Appearance-Based Refinement for Object-Centric Motion Segmentation
Junyu Xie, Weidi Xie, Andrew Zisserman
TL;DR
The paper tackles unsupervised discovery, segmentation, and tracking of independently moving objects in complex videos, where pure flow-based cues struggle due to stationary frames, articulation, and background motion. It introduces a two-stage appearance-based refinement that combines a sequence-level exemplar mask selector with an object-centric mask corrector implemented as a transformer, leveraging temporal appearance consistency via DINO features. The approach is trained entirely on synthetic data and adapted to real videos through self-supervised learning, avoiding human annotations, and achieves competitive single-object results while significantly outperforming rivals on multi-object motion segmentation. It also demonstrates that SAM can complement the proposed method when used as a post-processing prompt, highlighting practical potential for improving video segmentation workflows in real-world applications.
Abstract
The goal of this paper is to discover, segment, and track independently moving objects in complex visual scenes. Previous approaches have explored the use of optical flow for motion segmentation, leading to imperfect predictions due to partial motion, background distraction, and object articulations and interactions.

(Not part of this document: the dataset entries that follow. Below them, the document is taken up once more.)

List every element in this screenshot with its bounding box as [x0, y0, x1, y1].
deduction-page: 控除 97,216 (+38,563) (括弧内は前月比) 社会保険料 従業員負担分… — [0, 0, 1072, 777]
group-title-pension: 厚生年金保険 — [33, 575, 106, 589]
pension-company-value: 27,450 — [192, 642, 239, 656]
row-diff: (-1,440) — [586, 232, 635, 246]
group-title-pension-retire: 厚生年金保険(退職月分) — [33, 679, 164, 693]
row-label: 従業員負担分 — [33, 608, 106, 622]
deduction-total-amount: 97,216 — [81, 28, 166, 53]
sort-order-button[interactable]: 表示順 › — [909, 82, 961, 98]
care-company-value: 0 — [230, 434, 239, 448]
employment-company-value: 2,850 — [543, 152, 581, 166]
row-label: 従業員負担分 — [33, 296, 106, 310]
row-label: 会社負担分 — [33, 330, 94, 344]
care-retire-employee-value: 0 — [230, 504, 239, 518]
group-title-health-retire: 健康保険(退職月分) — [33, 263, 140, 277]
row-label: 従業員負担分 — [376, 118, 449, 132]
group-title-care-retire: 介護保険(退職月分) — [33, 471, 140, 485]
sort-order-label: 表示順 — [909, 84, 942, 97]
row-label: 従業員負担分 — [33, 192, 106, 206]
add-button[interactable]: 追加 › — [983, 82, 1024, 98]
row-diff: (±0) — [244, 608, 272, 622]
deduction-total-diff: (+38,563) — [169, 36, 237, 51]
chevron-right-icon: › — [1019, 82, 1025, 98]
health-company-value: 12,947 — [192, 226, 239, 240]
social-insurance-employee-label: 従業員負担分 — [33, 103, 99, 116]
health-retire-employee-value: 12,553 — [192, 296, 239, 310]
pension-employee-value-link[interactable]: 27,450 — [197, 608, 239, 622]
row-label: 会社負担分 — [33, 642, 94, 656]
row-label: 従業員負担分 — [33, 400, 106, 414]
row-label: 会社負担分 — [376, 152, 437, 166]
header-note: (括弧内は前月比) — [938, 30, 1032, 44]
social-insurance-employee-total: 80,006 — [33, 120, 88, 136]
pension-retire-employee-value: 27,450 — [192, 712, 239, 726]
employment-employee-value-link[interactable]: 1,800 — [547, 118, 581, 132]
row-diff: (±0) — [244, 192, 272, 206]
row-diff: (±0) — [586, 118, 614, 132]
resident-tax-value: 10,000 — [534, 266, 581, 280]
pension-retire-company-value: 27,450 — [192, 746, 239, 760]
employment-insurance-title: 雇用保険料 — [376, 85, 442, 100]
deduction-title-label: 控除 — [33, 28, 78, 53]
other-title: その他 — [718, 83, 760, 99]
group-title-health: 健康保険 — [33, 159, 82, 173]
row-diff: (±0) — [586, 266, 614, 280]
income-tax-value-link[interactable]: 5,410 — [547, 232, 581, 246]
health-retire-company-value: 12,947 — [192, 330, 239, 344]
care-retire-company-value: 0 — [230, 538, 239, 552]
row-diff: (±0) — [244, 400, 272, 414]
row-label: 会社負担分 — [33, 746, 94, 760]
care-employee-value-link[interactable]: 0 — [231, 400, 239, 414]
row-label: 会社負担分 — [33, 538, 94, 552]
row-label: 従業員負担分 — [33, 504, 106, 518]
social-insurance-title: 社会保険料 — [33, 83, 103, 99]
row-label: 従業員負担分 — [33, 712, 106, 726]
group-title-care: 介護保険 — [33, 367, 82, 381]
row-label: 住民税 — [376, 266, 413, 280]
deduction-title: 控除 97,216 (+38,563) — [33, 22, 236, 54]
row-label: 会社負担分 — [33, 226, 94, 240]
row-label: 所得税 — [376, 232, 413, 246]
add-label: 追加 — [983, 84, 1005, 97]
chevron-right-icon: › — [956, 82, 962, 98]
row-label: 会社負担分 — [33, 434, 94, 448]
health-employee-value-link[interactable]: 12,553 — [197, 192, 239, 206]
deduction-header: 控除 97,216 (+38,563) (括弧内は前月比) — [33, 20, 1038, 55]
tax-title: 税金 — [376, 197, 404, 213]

To address this issue, we introduce an appearance-based refinement method that leverages temporal consistency in video streams to correct inaccurate flow-based proposals. Our approach involves a sequence-level selection mechanism that identifies accurate flow-predicted masks as exemplars, and an object-centric architecture that refines problematic masks based on exemplar information. The model is pre-trained on synthetic data and then adapted to real-world videos in a self-supervised manner, eliminating the need for human annotations. Its performance is evaluated on multiple video segmentation benchmarks, including DAVIS, YouTubeVOS, SegTrackv2, and FBMS-59. We achieve competitive performance on single-object segmentation, while significantly outperforming existing models on the more challenging problem of multi-object segmentation. Finally, we investigate the benefits of using our model as a prompt for the per-frame Segment Anything Model.